Tuesday, March 10, 2015

Captain Underpants Chapter II

So what do you think? In all the broo ha ha about Hillary's emails and Scott Walker's continuing gutting of worker's rights; Rand Paul's continued goofiness, we learn that Sonoma County Supervisor Efren Carillo, otherwise known as Captain Underpants, for an incident last year when he trotted over to a neighbor's house in nothing but the aforementioned skivvies, hoping the lady in question might find that an enticing sight that would cause her to open wide her bedroom door.

Or her window, as that is where he tried to gain access, causing her to call police. He blamed it all on demon rum and vowed never to touch the stuff again. "Satan punked me!" he complained, as off to rehab he went, following the surprising acquittal on a charge of "peeping."

Now back on the Board of Supervisors, and having reactivated his Facebook account (no pictures below the waist), his neighbor is suing his ass (I can't resist), for causing her humiliation and emotional distress over the incident. 

So what do you think? Should he run for re-election? Will anyone run against him? Does anyone care about this sort of stuff anymore?

It's the beginning of election season folks. These things matter. Your opinions count.
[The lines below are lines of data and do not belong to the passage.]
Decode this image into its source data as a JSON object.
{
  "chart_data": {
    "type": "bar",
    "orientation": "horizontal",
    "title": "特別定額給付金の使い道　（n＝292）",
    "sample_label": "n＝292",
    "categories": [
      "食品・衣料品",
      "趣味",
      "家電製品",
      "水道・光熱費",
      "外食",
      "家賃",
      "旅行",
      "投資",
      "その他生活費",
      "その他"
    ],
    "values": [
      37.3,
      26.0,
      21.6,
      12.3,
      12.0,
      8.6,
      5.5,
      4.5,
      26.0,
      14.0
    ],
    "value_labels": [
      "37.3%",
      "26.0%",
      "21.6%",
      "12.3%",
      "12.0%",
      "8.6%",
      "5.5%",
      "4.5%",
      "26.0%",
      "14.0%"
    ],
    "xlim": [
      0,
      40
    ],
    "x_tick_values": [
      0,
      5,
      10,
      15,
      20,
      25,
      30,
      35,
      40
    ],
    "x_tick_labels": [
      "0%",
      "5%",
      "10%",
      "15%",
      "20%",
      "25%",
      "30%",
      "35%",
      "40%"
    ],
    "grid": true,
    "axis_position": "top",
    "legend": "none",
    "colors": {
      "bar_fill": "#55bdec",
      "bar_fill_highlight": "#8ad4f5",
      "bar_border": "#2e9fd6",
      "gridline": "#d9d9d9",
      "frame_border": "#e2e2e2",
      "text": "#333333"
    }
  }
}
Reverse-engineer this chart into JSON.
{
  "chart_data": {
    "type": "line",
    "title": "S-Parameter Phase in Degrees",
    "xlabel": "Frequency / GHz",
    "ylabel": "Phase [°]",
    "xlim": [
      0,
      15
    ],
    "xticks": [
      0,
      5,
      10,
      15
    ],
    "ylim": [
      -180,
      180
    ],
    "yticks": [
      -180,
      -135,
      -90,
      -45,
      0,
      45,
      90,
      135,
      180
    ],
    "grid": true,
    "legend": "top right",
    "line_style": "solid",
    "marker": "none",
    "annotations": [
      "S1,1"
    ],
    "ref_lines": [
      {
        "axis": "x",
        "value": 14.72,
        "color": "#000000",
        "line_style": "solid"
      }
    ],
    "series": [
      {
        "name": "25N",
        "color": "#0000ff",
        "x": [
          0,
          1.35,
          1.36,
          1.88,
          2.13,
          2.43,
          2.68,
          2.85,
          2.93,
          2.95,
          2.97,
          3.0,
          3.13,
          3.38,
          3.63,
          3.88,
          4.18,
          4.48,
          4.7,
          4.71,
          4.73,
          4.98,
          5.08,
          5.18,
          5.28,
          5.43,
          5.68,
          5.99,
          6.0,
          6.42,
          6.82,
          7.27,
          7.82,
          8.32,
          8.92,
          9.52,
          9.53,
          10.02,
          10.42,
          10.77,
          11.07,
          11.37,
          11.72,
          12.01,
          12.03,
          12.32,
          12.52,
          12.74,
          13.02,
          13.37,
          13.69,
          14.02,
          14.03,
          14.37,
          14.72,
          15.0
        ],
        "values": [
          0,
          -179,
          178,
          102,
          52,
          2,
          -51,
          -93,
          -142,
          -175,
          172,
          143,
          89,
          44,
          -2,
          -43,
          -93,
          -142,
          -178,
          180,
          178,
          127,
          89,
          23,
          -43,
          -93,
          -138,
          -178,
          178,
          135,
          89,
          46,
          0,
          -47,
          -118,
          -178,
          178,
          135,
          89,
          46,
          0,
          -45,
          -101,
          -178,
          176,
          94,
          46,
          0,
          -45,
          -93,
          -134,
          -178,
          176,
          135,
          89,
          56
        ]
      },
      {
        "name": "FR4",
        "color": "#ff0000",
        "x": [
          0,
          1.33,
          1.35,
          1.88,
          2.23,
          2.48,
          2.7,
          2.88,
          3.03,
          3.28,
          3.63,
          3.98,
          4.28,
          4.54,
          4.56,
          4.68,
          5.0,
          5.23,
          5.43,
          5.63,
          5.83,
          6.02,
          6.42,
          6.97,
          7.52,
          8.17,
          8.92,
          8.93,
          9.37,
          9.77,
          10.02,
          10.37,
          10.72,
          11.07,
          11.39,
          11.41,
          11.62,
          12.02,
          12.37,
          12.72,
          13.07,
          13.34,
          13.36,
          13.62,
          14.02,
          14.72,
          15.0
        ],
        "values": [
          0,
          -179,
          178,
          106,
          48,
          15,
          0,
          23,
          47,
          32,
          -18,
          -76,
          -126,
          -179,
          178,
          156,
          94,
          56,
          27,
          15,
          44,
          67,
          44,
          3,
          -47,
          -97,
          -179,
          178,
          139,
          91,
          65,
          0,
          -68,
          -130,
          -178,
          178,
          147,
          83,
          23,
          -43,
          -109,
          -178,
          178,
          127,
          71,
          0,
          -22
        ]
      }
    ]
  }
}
Let's dish!

Today's recipe (really!)

Underpant toast

Surely this Impresses girls

We all know that girls love pants and all the paraphernalia that goes with them so Underpant toast has to be a winner, for the sophisticated man around town.


Begin with a conventional slice of toast, the type often made by a toaster or grill.
Using a knife make a pocket by running it between the two sides.
Next cover one side with Mayonaise, the type you normally use for stuff.
Now cut the edge off.
Then cut off the other corners and make an attractive Y shape in the mayonaise.